I was born and raised in St. Johns, Arizona.  It seems like anytime I tell people where I’m from, they always seem to know someone from St. Johns, Arizona.  It doesn’t matter where you are.  In fact, it’s not just me.  I’ll bet most of us from that wonderful  little town have had that happen many times.  My dad, Ted Raban, had an experience once.  You may have heard this story, but like my dad says, if I’ve already told it to you, don’t stop me.  He was traveling across the back roads of Ireland with my mom many years ago.  They were visiting castles and country sides.  They were on a small bus taking them to the Bed and Breakfast where they would be staying that night, when my dad casually started a conversation with another gentleman sitting on the bus.  After getting acquainted, the gentleman asked my dad where he was from.  Dad told him he was from a small town in Arizona called St. Johns.  “Oh,” said the man.  “I once knew a man from St. Johns, Arizona.  His name was Ted Raban.  Do you know him?”

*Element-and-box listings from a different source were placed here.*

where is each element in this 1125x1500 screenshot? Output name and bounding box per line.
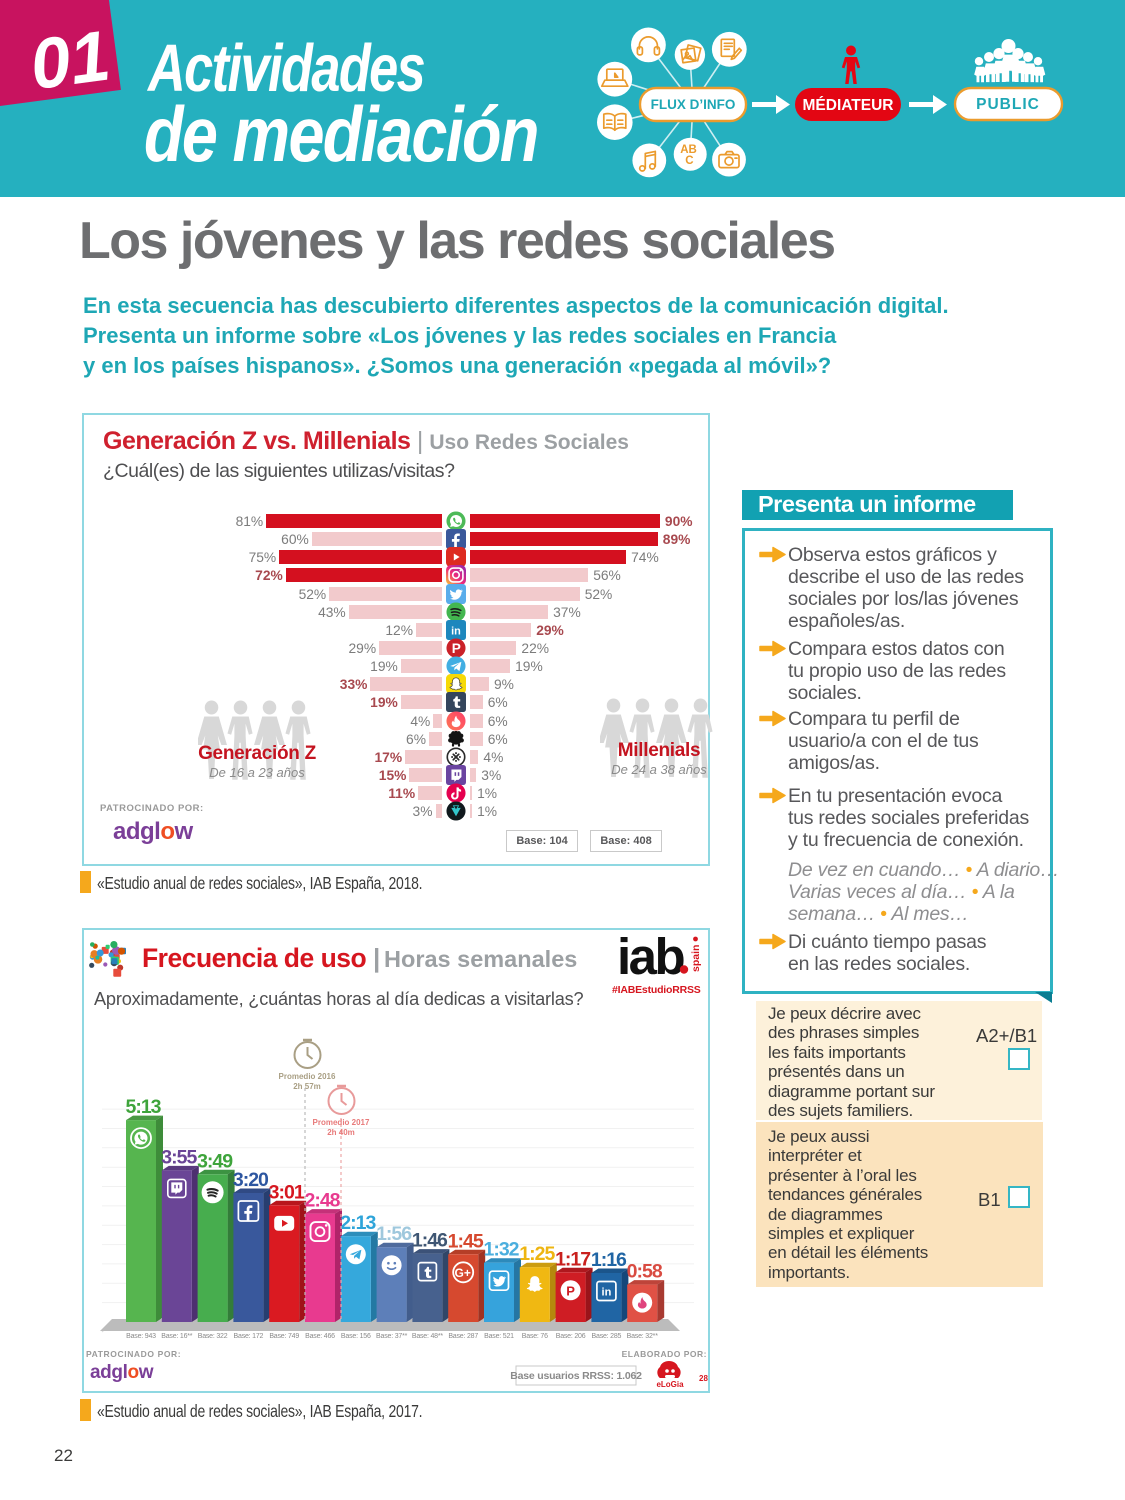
svg-text:in: in — [451, 625, 461, 637]
svg-text:PATROCINADO POR:: PATROCINADO POR: — [86, 1349, 181, 1359]
svg-text:Base: 322: Base: 322 — [198, 1333, 228, 1340]
svg-text:3:55: 3:55 — [161, 1146, 197, 1168]
svg-text:Base: 521: Base: 521 — [484, 1333, 514, 1340]
svg-text:AB: AB — [680, 144, 697, 156]
svg-text:|: | — [373, 943, 380, 973]
svg-text:28: 28 — [699, 1374, 708, 1383]
svg-text:Base: 172: Base: 172 — [234, 1333, 264, 1340]
svg-text:Aproximadamente, ¿cuántas hora: Aproximadamente, ¿cuántas horas al día d… — [94, 989, 584, 1009]
svg-text:Promedio 2016: Promedio 2016 — [279, 1072, 336, 1081]
svg-text:3:49: 3:49 — [197, 1150, 233, 1172]
svg-text:Base: 943: Base: 943 — [126, 1333, 156, 1340]
svg-text:Base: 32**: Base: 32** — [627, 1333, 659, 1340]
svg-text:PUBLIC: PUBLIC — [976, 96, 1040, 113]
svg-text:spain: spain — [690, 945, 702, 972]
svg-text:Base: 749: Base: 749 — [269, 1333, 299, 1340]
svg-text:Promedio 2017: Promedio 2017 — [313, 1118, 370, 1127]
svg-text:2h 40m: 2h 40m — [327, 1128, 355, 1137]
svg-text:Base: 37**: Base: 37** — [376, 1333, 408, 1340]
svg-text:#IABEstudioRRSS: #IABEstudioRRSS — [612, 984, 701, 996]
svg-text:3:01: 3:01 — [269, 1181, 305, 1203]
svg-text:FLUX D’INFO: FLUX D’INFO — [651, 97, 736, 112]
svg-text:Base: 48**: Base: 48** — [412, 1333, 444, 1340]
svg-text:Base: 76: Base: 76 — [522, 1333, 548, 1340]
svg-text:eLoGia: eLoGia — [656, 1380, 684, 1389]
svg-text:Horas semanales: Horas semanales — [384, 946, 577, 972]
svg-text:1:17: 1:17 — [555, 1248, 590, 1270]
svg-text:C: C — [685, 155, 693, 167]
svg-text:Base: 206: Base: 206 — [556, 1333, 586, 1340]
svg-text:iab: iab — [617, 928, 685, 985]
svg-text:0:58: 0:58 — [627, 1261, 663, 1283]
svg-text:Base usuarios RRSS: 1.062: Base usuarios RRSS: 1.062 — [510, 1370, 642, 1382]
svg-text:G+: G+ — [455, 1266, 471, 1280]
svg-text:1:25: 1:25 — [519, 1243, 555, 1265]
svg-text:2h 57m: 2h 57m — [293, 1082, 321, 1091]
svg-text:in: in — [602, 1287, 612, 1299]
svg-text:1:45: 1:45 — [448, 1230, 484, 1252]
svg-text:1:16: 1:16 — [591, 1249, 627, 1271]
svg-text:1:46: 1:46 — [412, 1230, 448, 1252]
svg-text:P: P — [451, 641, 460, 656]
svg-text:ELABORADO POR:: ELABORADO POR: — [622, 1349, 707, 1359]
svg-text:1:56: 1:56 — [376, 1223, 412, 1245]
svg-text:MÉDIATEUR: MÉDIATEUR — [803, 97, 894, 114]
svg-text:1:32: 1:32 — [483, 1239, 519, 1261]
svg-text:2:48: 2:48 — [304, 1190, 340, 1212]
svg-text:Frecuencia de uso: Frecuencia de uso — [142, 943, 367, 973]
svg-text:Base: 285: Base: 285 — [592, 1333, 622, 1340]
svg-text:2:13: 2:13 — [340, 1212, 376, 1234]
svg-text:Base: 16**: Base: 16** — [161, 1333, 193, 1340]
svg-text:P: P — [566, 1283, 575, 1298]
svg-text:Base: 287: Base: 287 — [448, 1333, 478, 1340]
svg-text:Base: 466: Base: 466 — [305, 1333, 335, 1340]
svg-text:Base: 156: Base: 156 — [341, 1333, 371, 1340]
svg-text:adglow: adglow — [90, 1362, 154, 1383]
svg-text:5:13: 5:13 — [125, 1096, 161, 1118]
svg-text:3:20: 3:20 — [233, 1169, 269, 1191]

St. Johns will always be home to me.  Even though I’m grown, married with my own family and living away, St. Johns is still home.  To me, that meant knowing every single student in my High School graduating class, or every person in my High School for that matter.  It meant our teachers taught Math, Science and English during the week, and Sunday School or Primary on Sunday.  That meant when my sister was given a reckless driving ticket for driving on the sidewalk between the cement pillars and the old Wilbur’s store, the judge gave her a pat on the back and said, “I wouldn’t call that reckless driving, I would call that impressive driving!!”  That meant growing up with things such as Screamer’s Valley, the Little Resi, sandwash parties with bonfires, whitewashing the SJ, Duke’s pond, Lyman Lake, and Freshman initiation.  It meant leaving your keys in your car and going to bed with your doors unlocked.  It meant the cannon going off early in the morning on the 4th of July, the pancake breakfast and races in the park.  It meant the 24th of July  celebration, with the parade, rodeos and dances at the old downtown pavilion.  It meant our friend’s parents were known as “uncle and aunt” instead of “Mr. and Mrs.” and that they were almost as invested in how we were raised as our own parents were!

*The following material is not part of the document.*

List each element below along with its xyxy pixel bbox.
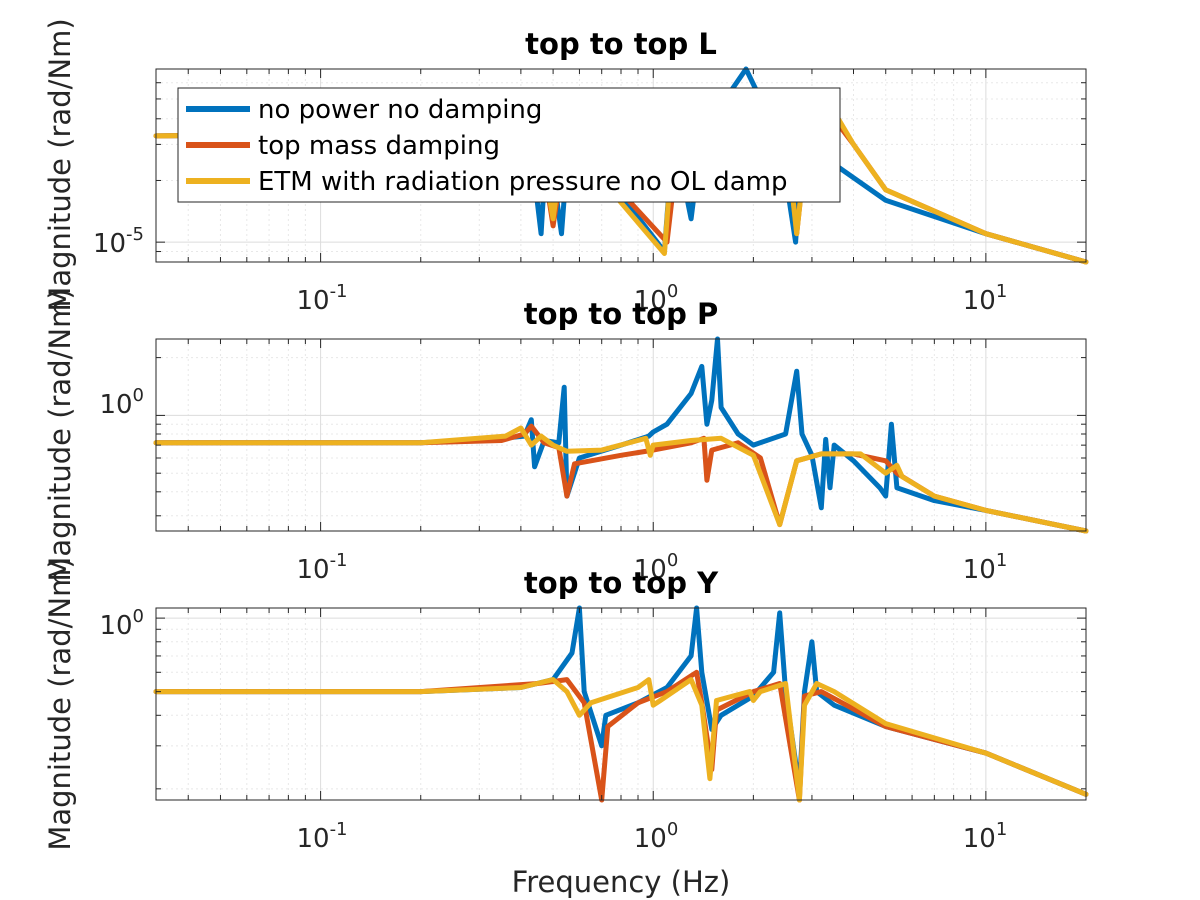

But more recently, it has come to mean so much more.  A few years ago, my husband Matt was diagnosed with pancreatic cancer.  He was given only a few months to live.  Even from afar, this “town of friendly neighbors” gathered around me and my family to offer their support of faith, love and prayers.  We received many financial contributions by mail.  To help out with a benefit barbeque in our behalf, fellow St. Johns friends and family donated beef to barbeque, and multiple items to be auctioned off, including guns, golf clubs, a steer and a registered quarter horse.  And just as important as the material support, is the moral support we continue to receive.  Phone calls (one all the way from Tampico Mexico), letters and mostly, the prayers.  Not just from our faith, but from other denominations as well.  We’ve been told that the High Priest Group in the St. Johns Little Colorado Ward prays together for Matt every Sunday.  I am continually told by people from home, “We’re praying for you.”  I believe that those prayers going up to Heaven from St. Johns, Arizona carry a lot of weight with our Heavenly Father, because after more than 5 years, Matt is still with us.  Faith, Love, Support and Prayers from home have helped to keep my husband alive and my little family intact.  That’s what St. Johns, Arizona means to me.